“Before we make new public policy, it’s important to know how things are currently operating,” explains Patrick Rafail, an associate professor in the School of Liberal Arts Department of Sociology. Much of Rafail’s research has centered on policing protest, the institution of policing, and social control. Earlier this summer, Rafail was awarded a grant from the Russell Sage Foundation to create a comprehensive database of fatal police shootings in the U.S. “I remember thinking to myself, I wonder what the research literature says about why these shootings happen and where they happen?” said Rafail. “I started looking, and there wasn’t much. There is no federal database that publishes fatal police shootings.”
Around one year ago, the FBI announced they would add fatal shootings to the Uniform Crime Report series that they publish each year, but there are gaps in the data and sometimes major departments don’t participate. So, Rafail is turning to the many crowd-sourced databases on police shootings, such as the one organized by The Washington Post. “Since none of these databases are exhaustive, I’m starting this inquiry by writing statistical code and computer programs to put these databases together into a unified master database that increases the comprehensiveness of the record by up to twenty percent.”

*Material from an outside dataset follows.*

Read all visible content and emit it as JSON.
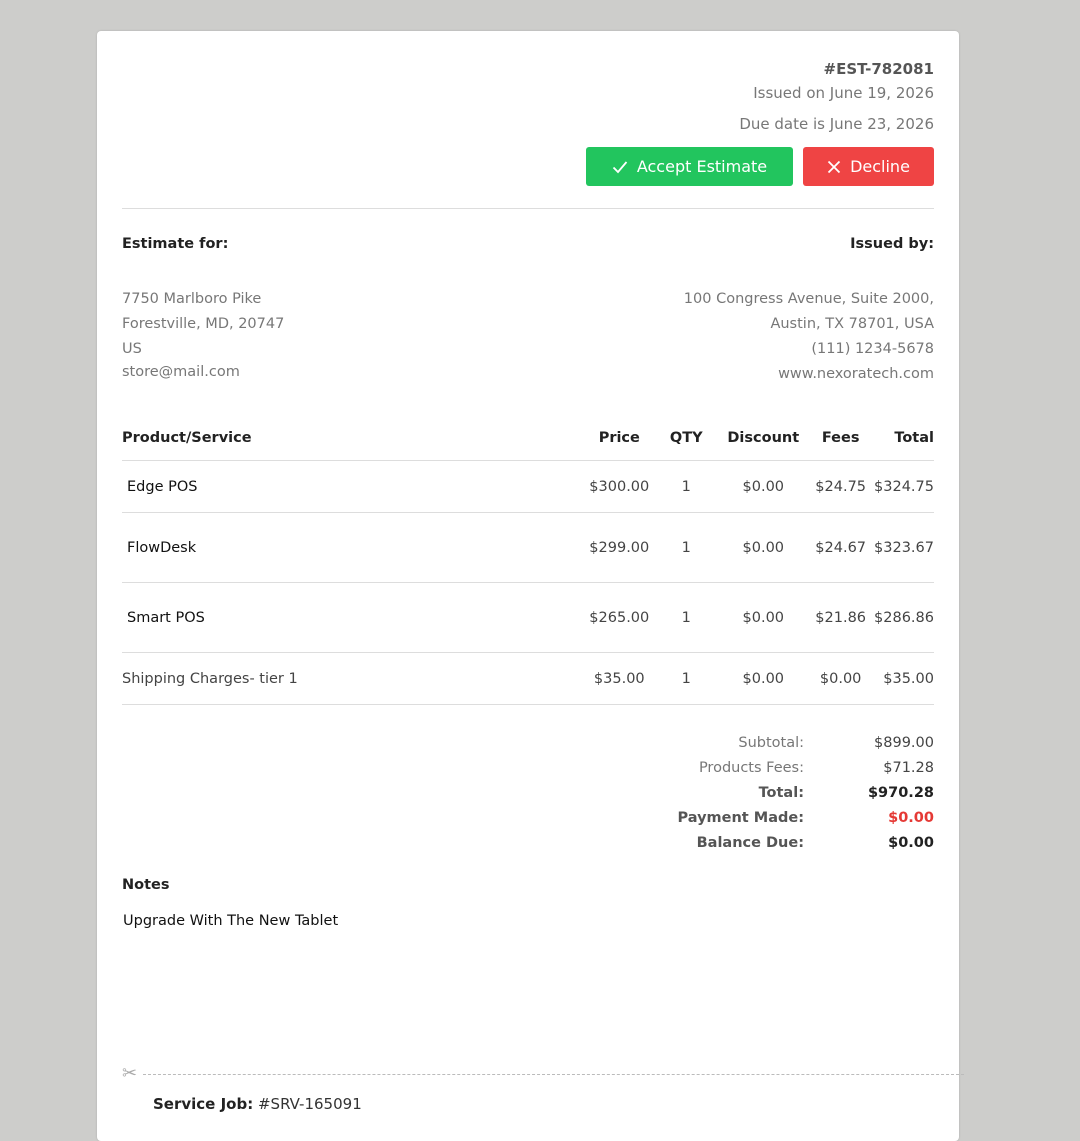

However, unifying the existing databases is just one part of the research project Rafail and three student research assistants will undergo. Rafail has also written computer software that will engage with Google’s Application Programming Interface (API), which will allow his team to pull search data in a way that can validate their project’s comprehensiveness. Another step in the larger project is to use more sociological concepts to understand what factors might lead to the shootings. “For example,” Rafail describes, “in the 2015 data that I analyzed, I found that fatal police shootings tend to happen at disproportionately high rates in segregated communities across the U.S. And that is especially true for African Americans and Latino and Latina people. It also seems to be influenced by socioeconomic inequality.” Lastly, Rafail and his team will look closely at newspaper articles on people that were shot, asking questions such as how are people that are shot and killed by the police described? What sort of adjectives or verbs are used? Rafail refers to this process as text mining and natural language processing, which will question how narratives are shaped and how this effects the way we understand fatal police shootings.

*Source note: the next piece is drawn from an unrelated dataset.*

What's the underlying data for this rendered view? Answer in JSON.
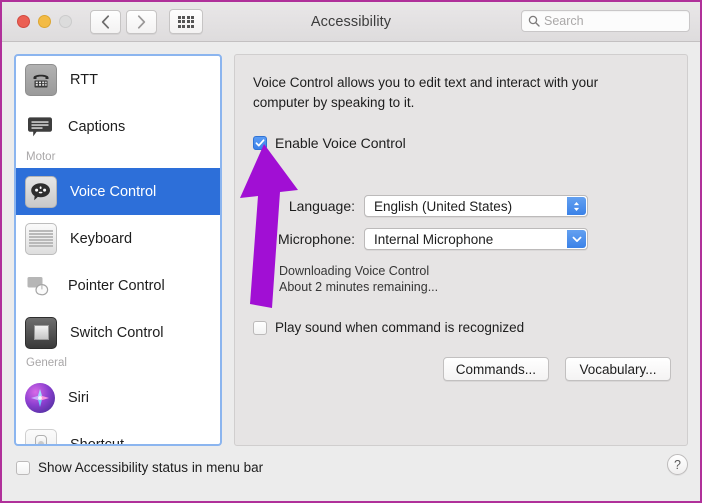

The database will target 2014 to 2018, and attempts to make public every person that was killed by gunfire from the police. “As a computational social scientist, my goal is to approach this project with an eye toward seeing what I could do to improve the quality of data available. Fatal police shootings are a chronic social problem in the U.S., and these shootings are disproportionate to any other industrial democracy. They have all sorts of negative consequences in terms of how communities, especially minority communities, might engage with the police. These are hypotheses I’ll be looking at systematically.”